Even in endurance sports that don’t require sprinting, ketogenic-style diets are disadvantageous according to a ketogenic diet and exercise article published in Sports Medicine[5]: “a high-fat, low-carbohydrate ketogenic diet may impair exercise performance via reducing the capacity to utilize carbohydrates, which forms a key fuel source for skeletal muscle during intense endurance-type exercise.” The article concluded, “At present there are no data available to suggest that ingestion of ketone bodies during exercise improves athletes’ performance under conditions where evidence-based nutritional strategies are applied appropriately.”

Ketosis in Early Humans

Our human ancestors did not consume high-fat, low-carbohydrate diets and therefore would not have been in diet-induced ketosis. Even the most successful early hunters could not possibly have consumed enough fat to enter ketosis since african wildlife such as wildebeests, warthogs and impalas all have low body fat – well under 10%, and as low as 0.3%[6] in the dry season.

Furthermore, humans develop a condition dubbed ‘rabbit starvation’[7] when they eat a diet that is low in fat and carbohydrates, and high in protein (> 35% of total daily energy intake).
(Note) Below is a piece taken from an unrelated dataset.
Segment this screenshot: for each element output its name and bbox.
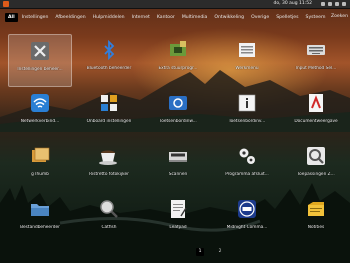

This is due to the inability of the human liver to sufficiently upregulate urea synthesis to meet excessive loads of protein. Consequently, hyperaminoacidemia, hyperammonemia, hyperinsulinemia, nausea, diarrhea, and even death can ensue within 2 to 3 weeks. These effects were recognized historically through the excess consumption of lean wild meat by early American explorers.[8]

“But What About the Inuit?”

The Inuit (Eskimo) peoples inhabiting the Arctic regions of Greenland, Canada and Alaska are frequently cited by ketogenic diet advocates as an example of a human population adapted to eating a high fat, low carbohydrate and relatively low protein diet. Here’s a typical example:

What is the Ketogenic Diet?

The Eskimos and Maasai group are cultures we often look at to learn how their scant consumption of carbohydrates sustained their bodies through harsh weather conditions. It turns out their low carb diet switched their metabolism to burn fat instead of sugar or glucose.

This created a metabolic state known as ketosis, a process in which the body burns ketones to make energy, instead of relying on sugar or carbohydrate.

Yet as far back as 1928, researchers conducted experiments on Inuit people who were still eating their traditional diet[10] comprised on average of 280 g of protein, 135 g of fat, and 54 g of carbohydrate per day ( the latter derived primarily from muscle glycogen found in raw meat) which established two important facts:

  1. Inuit people were not in ketosis on their regular diet; instead, their high protein intake resulted in gluconeogenesis – just like carnivores and omnivores.
  2. Even in the fasting state, Inuit people showed resistance to entering ketosis. The researchers observed that “On fasting he develops a ketosis, but only of mild degree compared to that observed with other human subjects.”